Repository files navigation

Chemical Language Model Linker

DOI

Running the code

First, install the dependencies from requirements.txt, preferably in a virtual environment. For instance, with conda run

conda create -n chemlml python=3.9
conda activate chemlml
pip install -r requirements.txt

Then, run python train_ChEBI-20.py to train on the ChEBI-20 dataset. Parameters include:

  • accumulation_steps: Accumulation steps for gradient accumulation.
  • warm_up_steps and lr_factor: Parameters for Noam Optimizer.
  • text_encoder: Text encoder for ChemLML, "ChemT5" for encoder from Text + ChemT5, "SciBERT" for SciBERT model and "galactica-" + ["125m", "1.3b", "6.7b"] for different scales of Galactica model.
  • molecule_decoder: Molecule decoder for ChemLML, "MolGen" and "MolGen-7B" for default MolGen and MolGen7B model.
  • freeze_encoder: To freeze the text encoder or not.
  • use_wandb: To use wandb or not.
  • wandb_key: Your wandb key.
  • skip_valid To skip the validation set or not.
  • eval_epoch: Evaluate on validation set every eval_epoch epochs.

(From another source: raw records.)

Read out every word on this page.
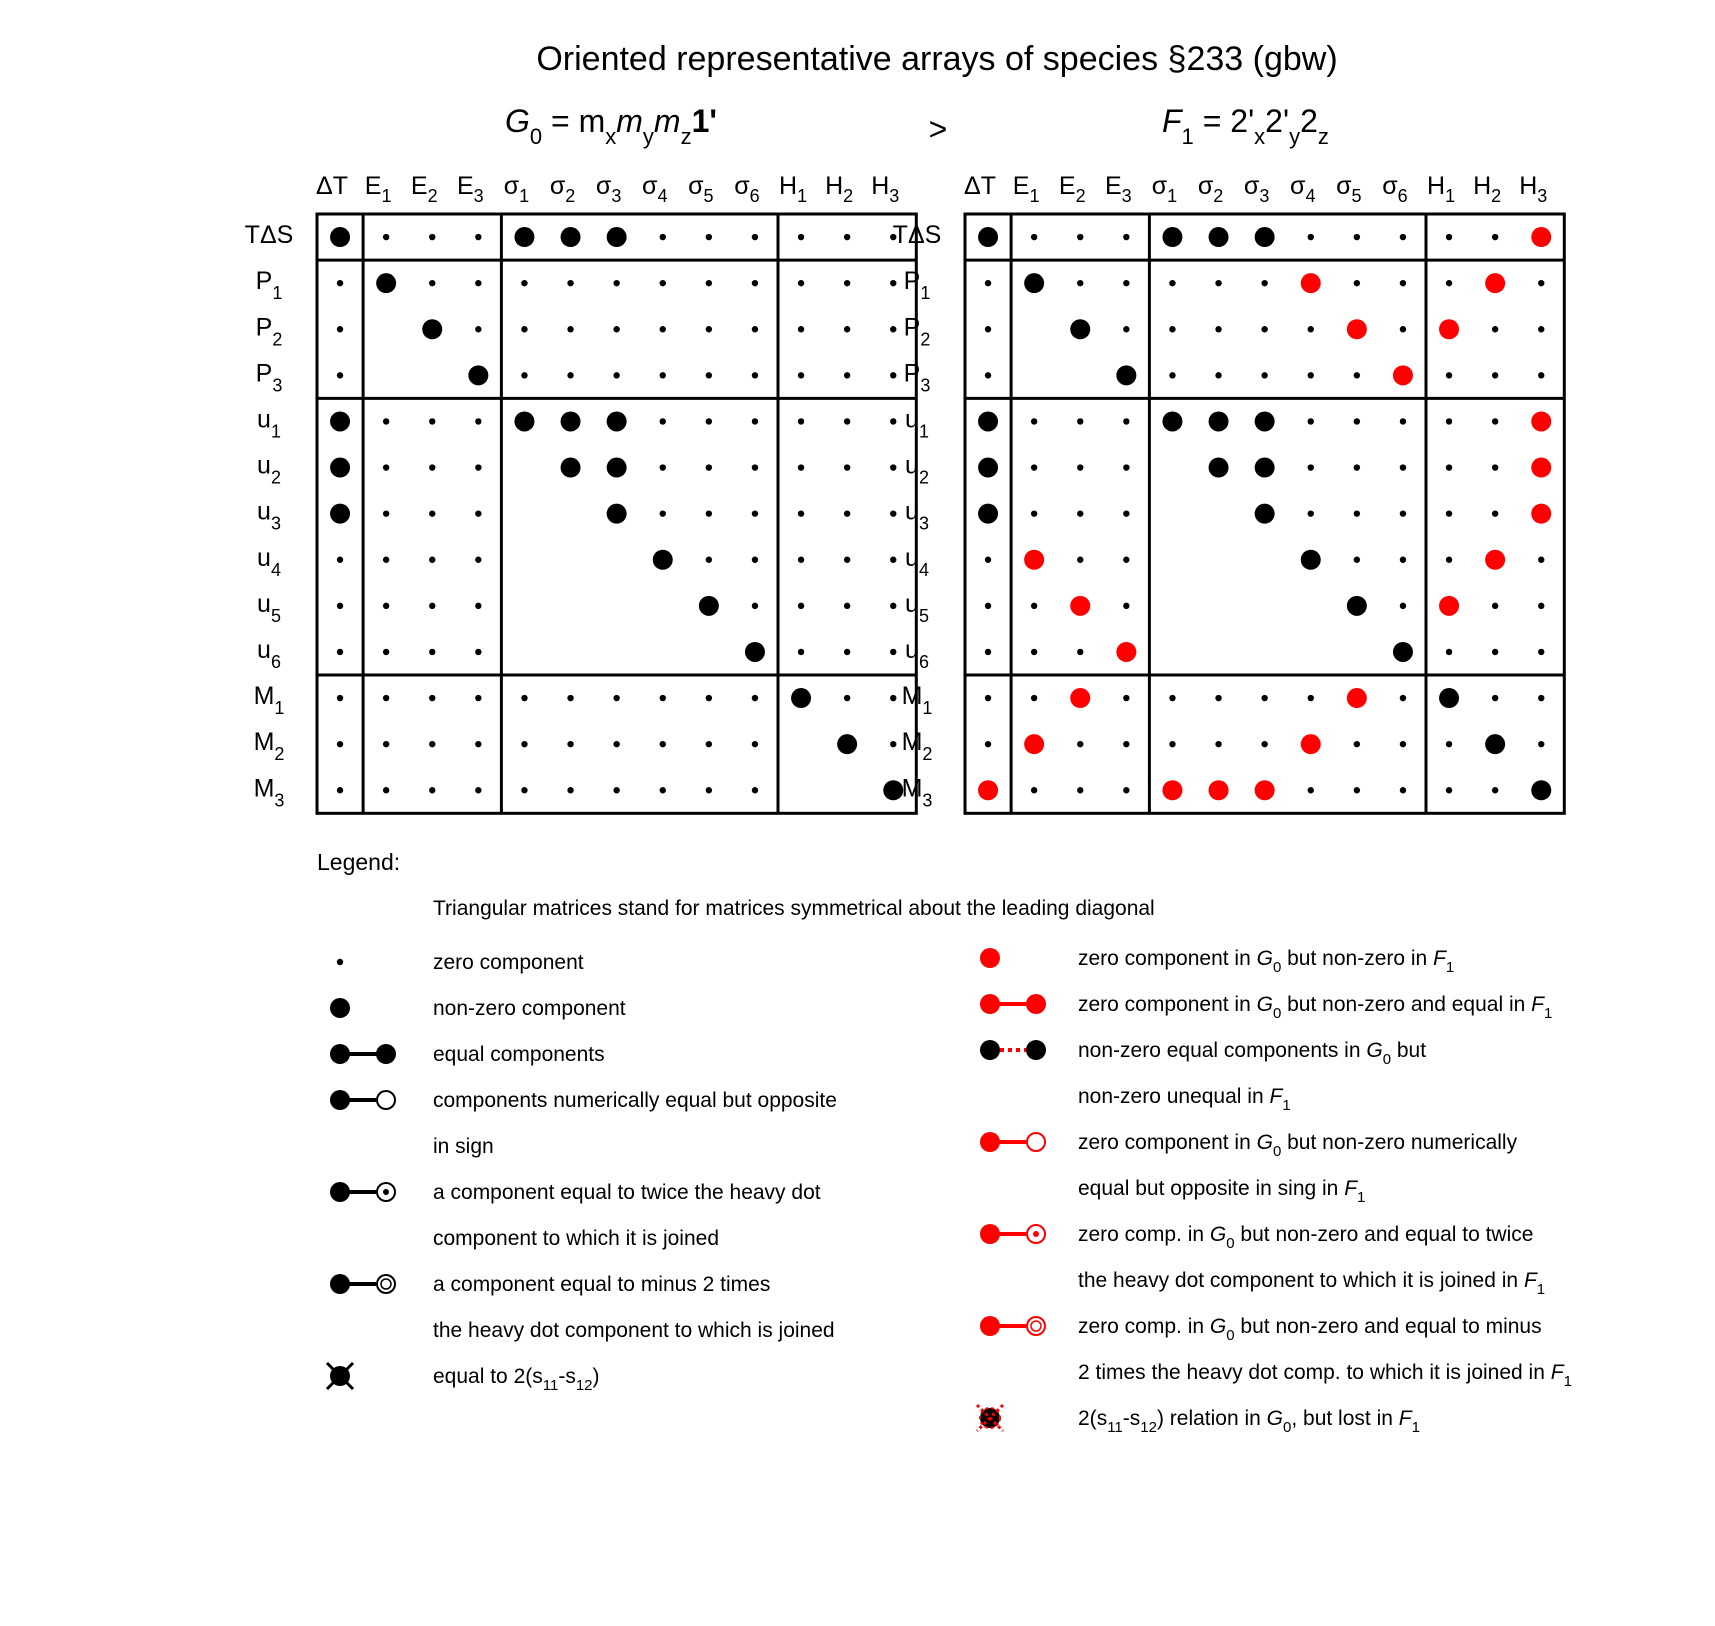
Oriented representative arrays of species §233 (gbw)
>
$G_0 = m_xm_ym_z1'$	$F_1 = 2'_x2'_y2_z$
ΔT $E_1$ $E_2$ $E_3$ $\sigma_1$ $\sigma_2$ $\sigma_3$ $\sigma_4$ $\sigma_5$ $\sigma_6$ $H_1$ $H_2$ $H_3$
TΔS
$P_1$
$P_2$
$P_3$
$u_1$
$u_2$
$u_3$
$u_4$
$u_5$
$u_6$
$M_1$
$M_2$
$M_3$
ΔT $E_1$ $E_2$ $E_3$ $\sigma_1$ $\sigma_2$ $\sigma_3$ $\sigma_4$ $\sigma_5$ $\sigma_6$ $H_1$ $H_2$ $H_3$
TΔS
$P_1$
$P_2$
$P_3$
$u_1$
$u_2$
$u_3$
$u_4$
$u_5$
$u_6$
$M_1$
$M_2$
$M_3$
Legend:
Triangular matrices stand for matrices symmetrical about the leading diagonal
zero component
non-zero component
equal components
components numerically equal but opposite
in sign
a component equal to twice the heavy dot
component to which it is joined
a component equal to minus 2 times
the heavy dot component to which is joined
equal to $2(s_{11}-s_{12})$
zero component in $G_0$ but non-zero in $F_1$
zero component in $G_0$ but non-zero and equal in $F_1$
non-zero equal components in $G_0$ but
non-zero unequal in $F_1$
zero component in $G_0$ but non-zero numerically
equal but opposite in sing in $F_1$
zero comp. in $G_0$ but non-zero and equal to twice
the heavy dot component to which it is joined in $F_1$
zero comp. in $G_0$ but non-zero and equal to minus
2 times the heavy dot comp. to which it is joined in $F_1$
$2(s_{11}-s_{12})$ relation in $G_0$, but lost in $F_1$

Run python test.py to test on different datasets. The only difference is the dataset_name parameters. Select from "ChEBI-20", "PubChem_filtered", or "PubChem_unfiltered". PubChem_unfiltered must be downloaded from Zenodo into the PubChem subdirectory first.

To evaluate the result, run python evaluation/fingerprint_metrics.py and specify the test file.

The pretrained ChemLML models are available on Zenodo.

Citation

Chemical Language Model Linker: blending text and molecules with modular adapters
Yifan Deng, Spencer S. Ericksen, Anthony Gitter (2024)
arXiv:2410.20182 [cs.LG]

Datasets

See the ChEBI-20 and PubChem dataset subdirectories for details and licenses.

Third-party code and models

The result evaluation code fingerprint_metrics.py is from the MolT5 repository, available under the BSD 3-Clause License Copyright (c) 2023, blender-nlp.

ChemLML uses the following models from Hugging Face:

See the Hugging Face model cards for licenses, limitations, and citations.